An article by Bloomberg’s Josh Rogin has triggered wide disparagement from Moscow, where officials implied all involved in the publication of a piece reporting that Russia was using mobile crematoriums to erase the presence of soldiers in east Ukraine needed mental help. A day later, Russian President Vladimir Putin signed a decree that makes all Russian soldiers’s deaths a state secret, even in a time of peace.
The State Department immediately condemned the move, claiming it is “a clear attempt by Moscow to hide the deaths of Russian soldiers during clandestine operations inside eastern Ukraine.”
“We see this as a misplaced effort to cover up what everyone knows and that is that Russian active-duty military personnel are fighting and dying in eastern Ukraine and that the Russian government is denying it,” asserted department spokesman Jeff Rathke.
On Tuesday, Bloomberg’s Josh Rogin reported that House Armed Services Committee Chairman Marc Thornberry told him the Russians use mobile crematoriums to incinerate dead soldiers to hide their involvement in east Ukraine.
“The Russians are trying to hide their casualties by taking mobile crematoriums with them,” he declared. “They are trying to hide not only from the world but from the Russian people their involvement.”
Thornberry insists he viewed evidence of the crematoriums, but did not show anything to Bloomberg.
“What we have heard from the Ukrainians, they are largely supported by U.S. intelligence and others,” he continued.
Russia’s Defense Ministry actually said Thornberry should “get some psychiatric help.”
“It’s hard to say what tick has bitten Congressman Thornberry that he talks such rubbish seriously, and even exaggerates its importance, referring to some ‘secret sources’ that allegedly confirmed it,” said Russian Defense Ministry spokesman Major General Igor Konashenkov.
Putin’s spokesman Dmitry Peskov also questioned Thornberry and Rogin’s mental health.
“Frankly speaking, I doubt that these statements are trustworthy,” he said. “Of course, such allegations cast doubt that those who have published them are sane.”
A mountain of evidence contradicts all Russian denials about involvement in Ukraine. Russia invaded Ukraine in March 2014 after the new Ukrainian parliament ousted Moscow-backed President Viktor Yanukovych. “Little Green Men” appeared everywhere in Crimea when the peninsula allegedly declared independence from Ukraine. In mid-March, a referendum supposedly showed over 90 percent of Crimeans wanted to join the Russian Federation. Then, on the day of the Ukrainian presidential election, reporters witnessed Russians and Chechens in east Ukraine. Despite the evidence, Russia still denies the existence of Russian soldiers in the east.
In a documentary, Russian President Vladimir Putin admitted Moscow was behind the uprising in Crimea and discussed plans to rescue Yanukovych. The European Union finally acknowledged Russia sent soldiers to Ukraine. Secretary of State John Kerry confessed Russian Foreign Minister Sergei Lavrov duped him numerous times and Russian propaganda worked on him.

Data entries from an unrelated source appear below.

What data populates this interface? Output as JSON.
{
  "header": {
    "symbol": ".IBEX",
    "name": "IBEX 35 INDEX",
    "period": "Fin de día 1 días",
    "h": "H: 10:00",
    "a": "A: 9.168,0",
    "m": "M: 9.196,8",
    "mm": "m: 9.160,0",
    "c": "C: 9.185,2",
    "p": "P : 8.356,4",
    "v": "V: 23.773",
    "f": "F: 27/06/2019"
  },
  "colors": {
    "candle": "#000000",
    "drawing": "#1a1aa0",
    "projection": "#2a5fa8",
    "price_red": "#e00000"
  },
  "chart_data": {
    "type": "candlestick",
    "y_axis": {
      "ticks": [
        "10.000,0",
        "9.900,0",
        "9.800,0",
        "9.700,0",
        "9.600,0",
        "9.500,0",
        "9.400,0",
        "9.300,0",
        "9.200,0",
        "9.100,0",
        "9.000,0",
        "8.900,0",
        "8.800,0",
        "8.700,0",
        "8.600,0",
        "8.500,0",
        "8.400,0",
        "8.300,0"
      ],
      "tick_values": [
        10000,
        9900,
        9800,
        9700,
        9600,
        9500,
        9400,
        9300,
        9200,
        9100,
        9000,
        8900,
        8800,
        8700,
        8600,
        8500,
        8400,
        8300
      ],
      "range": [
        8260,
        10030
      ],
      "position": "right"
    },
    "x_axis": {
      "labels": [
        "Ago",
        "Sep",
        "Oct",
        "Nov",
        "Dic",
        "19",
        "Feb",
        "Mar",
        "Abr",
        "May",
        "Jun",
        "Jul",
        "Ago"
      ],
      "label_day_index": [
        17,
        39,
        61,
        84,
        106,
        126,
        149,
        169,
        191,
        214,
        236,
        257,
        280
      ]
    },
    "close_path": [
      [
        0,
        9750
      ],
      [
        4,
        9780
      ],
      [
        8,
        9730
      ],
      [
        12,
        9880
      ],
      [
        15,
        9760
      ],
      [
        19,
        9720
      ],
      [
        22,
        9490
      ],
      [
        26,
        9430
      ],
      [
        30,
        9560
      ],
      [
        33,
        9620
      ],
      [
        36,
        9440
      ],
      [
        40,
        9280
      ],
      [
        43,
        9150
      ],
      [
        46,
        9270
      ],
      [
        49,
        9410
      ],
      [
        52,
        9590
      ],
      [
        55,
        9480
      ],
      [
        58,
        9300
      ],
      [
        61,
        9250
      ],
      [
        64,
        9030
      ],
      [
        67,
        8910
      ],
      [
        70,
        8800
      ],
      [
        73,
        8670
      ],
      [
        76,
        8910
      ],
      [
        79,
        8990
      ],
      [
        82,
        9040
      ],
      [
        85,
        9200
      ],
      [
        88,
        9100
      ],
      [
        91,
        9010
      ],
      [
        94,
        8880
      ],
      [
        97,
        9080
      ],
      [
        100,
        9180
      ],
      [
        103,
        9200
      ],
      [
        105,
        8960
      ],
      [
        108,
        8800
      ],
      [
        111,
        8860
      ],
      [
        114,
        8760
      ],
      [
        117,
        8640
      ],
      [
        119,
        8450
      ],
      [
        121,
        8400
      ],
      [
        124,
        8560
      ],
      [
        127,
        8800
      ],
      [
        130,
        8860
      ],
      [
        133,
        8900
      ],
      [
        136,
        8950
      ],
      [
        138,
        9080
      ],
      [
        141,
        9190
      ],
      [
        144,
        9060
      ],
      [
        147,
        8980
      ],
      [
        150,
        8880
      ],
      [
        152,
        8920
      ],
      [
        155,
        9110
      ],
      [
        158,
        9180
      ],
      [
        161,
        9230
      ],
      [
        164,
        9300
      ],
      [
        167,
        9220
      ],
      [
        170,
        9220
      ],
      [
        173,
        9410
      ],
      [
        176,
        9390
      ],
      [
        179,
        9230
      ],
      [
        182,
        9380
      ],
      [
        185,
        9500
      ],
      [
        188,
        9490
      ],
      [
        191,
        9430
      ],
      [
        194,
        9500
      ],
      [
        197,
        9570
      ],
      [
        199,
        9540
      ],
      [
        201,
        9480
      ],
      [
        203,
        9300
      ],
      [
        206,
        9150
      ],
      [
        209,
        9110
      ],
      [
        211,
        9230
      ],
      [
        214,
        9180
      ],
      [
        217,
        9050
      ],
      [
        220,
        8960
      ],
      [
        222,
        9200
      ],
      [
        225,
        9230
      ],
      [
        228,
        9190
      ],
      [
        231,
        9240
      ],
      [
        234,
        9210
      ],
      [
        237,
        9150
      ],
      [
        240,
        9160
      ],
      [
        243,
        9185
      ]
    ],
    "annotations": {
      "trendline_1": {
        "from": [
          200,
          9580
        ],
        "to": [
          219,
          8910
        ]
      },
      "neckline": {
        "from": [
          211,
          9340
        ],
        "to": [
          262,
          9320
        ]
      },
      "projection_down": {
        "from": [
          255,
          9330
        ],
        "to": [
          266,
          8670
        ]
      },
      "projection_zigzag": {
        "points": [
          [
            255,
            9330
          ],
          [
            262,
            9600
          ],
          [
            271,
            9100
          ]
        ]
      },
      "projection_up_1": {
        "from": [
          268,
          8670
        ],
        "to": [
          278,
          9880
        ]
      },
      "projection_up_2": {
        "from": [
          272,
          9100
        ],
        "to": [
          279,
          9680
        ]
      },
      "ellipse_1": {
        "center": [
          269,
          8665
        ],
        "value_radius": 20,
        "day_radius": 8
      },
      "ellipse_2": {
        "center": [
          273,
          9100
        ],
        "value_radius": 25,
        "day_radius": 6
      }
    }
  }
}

In September, LiveLeak published a video of a mobile crematorium:
Theres too many dead russian soldiers, they say its cheaper to cremate them in Ukraine then to ship the corpses back to motherland where the mourning relatives can start protesting against the invasion. Thats bad publicity for the regime.
Video features the all new handy-dandy mobile animal waste cremation unit IN-50.1K, the same model that [Russian Prime Minister] Dmitry Medvedev approved.
Valentyn Nalyvaichenko, Chairman of the Security Service of Ukraine (SBU), announced the presence of these trucks on Ukrainian television in January. He said the trucks arrived in east Ukraine “by the order of the General Staff of the Russian Armed Forces.” Witnesses spotted the trucks in Rostov near the border.
“Each of these crematoriums burns 8-10 bodies per day,” he exclaimed. “Every day, the hotline of the Security Service of Ukraine records a great of number [sic] of calls from dozens of Russian citizens who are looking for their relatives or Russian soldiers who have been sent to the territory of Ukraine. The Ukrainian government will be humane and will return the bodies of the Russian soldiers to their mothers with all documents and personal effects. A few days ago the SBU publicly expressed its readiness to hand over to the Russian side the body of a Russian citizen Andrei Emelianov.”
Rep. Seth Moulton (D-MA) visited Ukraine with Thornberry. He tweeted about the crematoriums but did not elaborate. He insists the evidence is provided by more sources other than the Ukrainian government.
“We heard this from a variety of sources over there, enough that I was confident in the veracity of the information,” he stated.